More From Therese: Intel Just Had Its Worst Year Since The Dot-Com Collapse, And It Won’t Get Better Anytime Soon
On Wednesday, Zuckerberg looked happy with the cuts, however. He said that while the layoffs were tough, he found that Meta was already performing better and the company will focus more on profitability, and that the company can’t “treat everything as if it’s hyper- growth”.
“For the first 18 years, I think we increased it by 20%, 30% compound or a lot more every year, right?” Zuckerberg told analysts on the company call. “And then obviously that changed very dramatically in 2022, where our revenue was negative for growth for the first time in company history.”
But he said when Meta started doing the cost-cutting work, he admitted “I actually think it makes us better.”
Meta is therefore an example of the good and bad influence of Wall Street on a company. Clearly, some tech giants have become too bloated during the COVID-19 pandemic to continue operating at the same profit levels during an economic downturn. The company actually listened to investors who advocated cutting some costs, though that hasn’t yet dampened Zuckerberg’s vision for the metaverse.

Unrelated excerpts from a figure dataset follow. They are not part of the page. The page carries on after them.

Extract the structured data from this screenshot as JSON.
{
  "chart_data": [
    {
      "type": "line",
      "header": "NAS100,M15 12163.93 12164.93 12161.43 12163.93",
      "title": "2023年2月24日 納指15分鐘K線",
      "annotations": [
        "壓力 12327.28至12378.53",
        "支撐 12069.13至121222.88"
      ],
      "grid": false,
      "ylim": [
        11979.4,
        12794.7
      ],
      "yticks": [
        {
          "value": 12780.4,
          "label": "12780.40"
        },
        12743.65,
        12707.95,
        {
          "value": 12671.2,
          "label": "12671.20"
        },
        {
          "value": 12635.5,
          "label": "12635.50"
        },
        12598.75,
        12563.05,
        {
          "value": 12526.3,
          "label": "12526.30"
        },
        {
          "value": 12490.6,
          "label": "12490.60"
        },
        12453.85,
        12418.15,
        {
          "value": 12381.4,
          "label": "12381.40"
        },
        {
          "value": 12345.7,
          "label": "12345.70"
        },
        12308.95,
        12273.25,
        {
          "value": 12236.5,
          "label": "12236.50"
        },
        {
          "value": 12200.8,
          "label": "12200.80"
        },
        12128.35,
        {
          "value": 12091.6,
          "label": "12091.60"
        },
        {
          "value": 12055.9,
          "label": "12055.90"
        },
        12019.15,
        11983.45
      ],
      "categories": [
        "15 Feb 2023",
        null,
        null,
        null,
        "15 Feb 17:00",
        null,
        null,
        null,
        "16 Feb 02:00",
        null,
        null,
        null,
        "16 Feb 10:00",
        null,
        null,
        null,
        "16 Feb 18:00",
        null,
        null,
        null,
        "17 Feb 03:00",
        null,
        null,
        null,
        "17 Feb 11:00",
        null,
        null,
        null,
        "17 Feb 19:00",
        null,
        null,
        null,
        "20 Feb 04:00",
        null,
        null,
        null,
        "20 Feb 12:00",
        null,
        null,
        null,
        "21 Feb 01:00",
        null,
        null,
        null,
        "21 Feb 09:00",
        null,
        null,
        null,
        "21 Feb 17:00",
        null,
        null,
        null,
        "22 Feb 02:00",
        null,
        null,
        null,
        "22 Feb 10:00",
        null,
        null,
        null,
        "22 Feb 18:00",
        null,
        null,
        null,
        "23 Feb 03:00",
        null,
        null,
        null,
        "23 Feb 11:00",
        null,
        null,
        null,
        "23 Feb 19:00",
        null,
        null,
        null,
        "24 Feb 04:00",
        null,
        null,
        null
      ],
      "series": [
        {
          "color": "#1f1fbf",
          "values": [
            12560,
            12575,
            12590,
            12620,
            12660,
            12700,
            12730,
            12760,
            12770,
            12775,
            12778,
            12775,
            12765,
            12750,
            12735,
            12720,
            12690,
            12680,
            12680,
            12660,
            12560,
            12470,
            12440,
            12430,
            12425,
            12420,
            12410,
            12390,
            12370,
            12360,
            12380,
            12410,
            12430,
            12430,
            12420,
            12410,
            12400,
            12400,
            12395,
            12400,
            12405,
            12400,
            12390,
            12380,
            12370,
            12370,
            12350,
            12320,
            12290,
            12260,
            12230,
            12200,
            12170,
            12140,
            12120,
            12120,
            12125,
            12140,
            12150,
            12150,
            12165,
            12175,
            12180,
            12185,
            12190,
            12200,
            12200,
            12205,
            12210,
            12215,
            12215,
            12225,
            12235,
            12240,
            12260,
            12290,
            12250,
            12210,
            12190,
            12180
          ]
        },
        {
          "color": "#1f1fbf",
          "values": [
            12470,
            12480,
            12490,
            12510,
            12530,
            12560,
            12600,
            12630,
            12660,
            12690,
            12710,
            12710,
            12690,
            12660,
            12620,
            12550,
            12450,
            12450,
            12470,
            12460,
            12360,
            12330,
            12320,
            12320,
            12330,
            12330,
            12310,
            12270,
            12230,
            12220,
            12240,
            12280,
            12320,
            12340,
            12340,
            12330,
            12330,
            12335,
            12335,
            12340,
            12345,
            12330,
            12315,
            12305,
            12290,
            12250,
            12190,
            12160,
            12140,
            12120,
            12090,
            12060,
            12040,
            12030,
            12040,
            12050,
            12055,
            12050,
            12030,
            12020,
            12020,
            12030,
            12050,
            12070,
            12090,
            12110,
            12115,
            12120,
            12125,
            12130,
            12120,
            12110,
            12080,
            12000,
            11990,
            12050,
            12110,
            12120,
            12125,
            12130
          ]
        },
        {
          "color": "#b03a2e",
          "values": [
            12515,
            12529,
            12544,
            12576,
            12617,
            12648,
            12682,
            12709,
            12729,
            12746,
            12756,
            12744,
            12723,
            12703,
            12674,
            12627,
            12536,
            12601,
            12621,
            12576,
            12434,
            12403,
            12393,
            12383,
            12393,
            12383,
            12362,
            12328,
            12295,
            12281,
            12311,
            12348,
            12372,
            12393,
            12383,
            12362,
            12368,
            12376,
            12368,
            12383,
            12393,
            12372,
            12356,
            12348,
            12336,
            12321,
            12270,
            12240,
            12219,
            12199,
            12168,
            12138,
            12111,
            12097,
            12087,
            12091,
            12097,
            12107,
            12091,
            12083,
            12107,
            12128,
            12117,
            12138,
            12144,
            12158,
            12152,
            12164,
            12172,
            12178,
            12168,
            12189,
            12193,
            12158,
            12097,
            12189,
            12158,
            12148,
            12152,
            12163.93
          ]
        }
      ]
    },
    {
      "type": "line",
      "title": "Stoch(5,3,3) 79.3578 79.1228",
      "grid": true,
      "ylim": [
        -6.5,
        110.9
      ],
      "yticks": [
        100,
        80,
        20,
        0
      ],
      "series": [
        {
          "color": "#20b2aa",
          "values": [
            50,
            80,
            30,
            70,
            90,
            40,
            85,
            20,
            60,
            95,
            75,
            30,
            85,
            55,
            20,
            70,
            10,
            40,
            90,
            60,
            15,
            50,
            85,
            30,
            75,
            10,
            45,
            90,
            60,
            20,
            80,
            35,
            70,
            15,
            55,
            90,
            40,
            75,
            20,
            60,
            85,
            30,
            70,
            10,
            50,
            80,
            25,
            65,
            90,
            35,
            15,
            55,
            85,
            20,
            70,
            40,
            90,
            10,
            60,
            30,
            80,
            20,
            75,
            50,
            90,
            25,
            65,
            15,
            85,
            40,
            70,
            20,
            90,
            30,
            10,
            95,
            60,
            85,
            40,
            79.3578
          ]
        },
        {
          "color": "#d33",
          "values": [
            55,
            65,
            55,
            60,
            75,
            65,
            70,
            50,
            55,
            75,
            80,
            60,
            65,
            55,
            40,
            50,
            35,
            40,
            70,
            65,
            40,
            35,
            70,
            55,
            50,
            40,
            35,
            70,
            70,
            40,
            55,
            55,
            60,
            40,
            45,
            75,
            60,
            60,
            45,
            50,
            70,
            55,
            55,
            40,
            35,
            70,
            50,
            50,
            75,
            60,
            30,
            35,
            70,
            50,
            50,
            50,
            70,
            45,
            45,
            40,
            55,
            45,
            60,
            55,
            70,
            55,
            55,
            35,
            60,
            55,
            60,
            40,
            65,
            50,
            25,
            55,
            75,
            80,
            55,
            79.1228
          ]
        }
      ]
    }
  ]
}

Read also: Facebook and Google have become titans by ignoring Wall Street
These reductions, however, should be felt by all parties involved, not just employees. When a company shrinks – Intel’s profits fell more than 60% last year, while Meta’s fell more than 40% – everyone involved should feel the pain, not the inflicting on workers while rewarding investors. Yet King Zuckerberg will now see the value of his special founder shares skyrocket, as workers he laid off scramble for new jobs so they can pay their mortgages.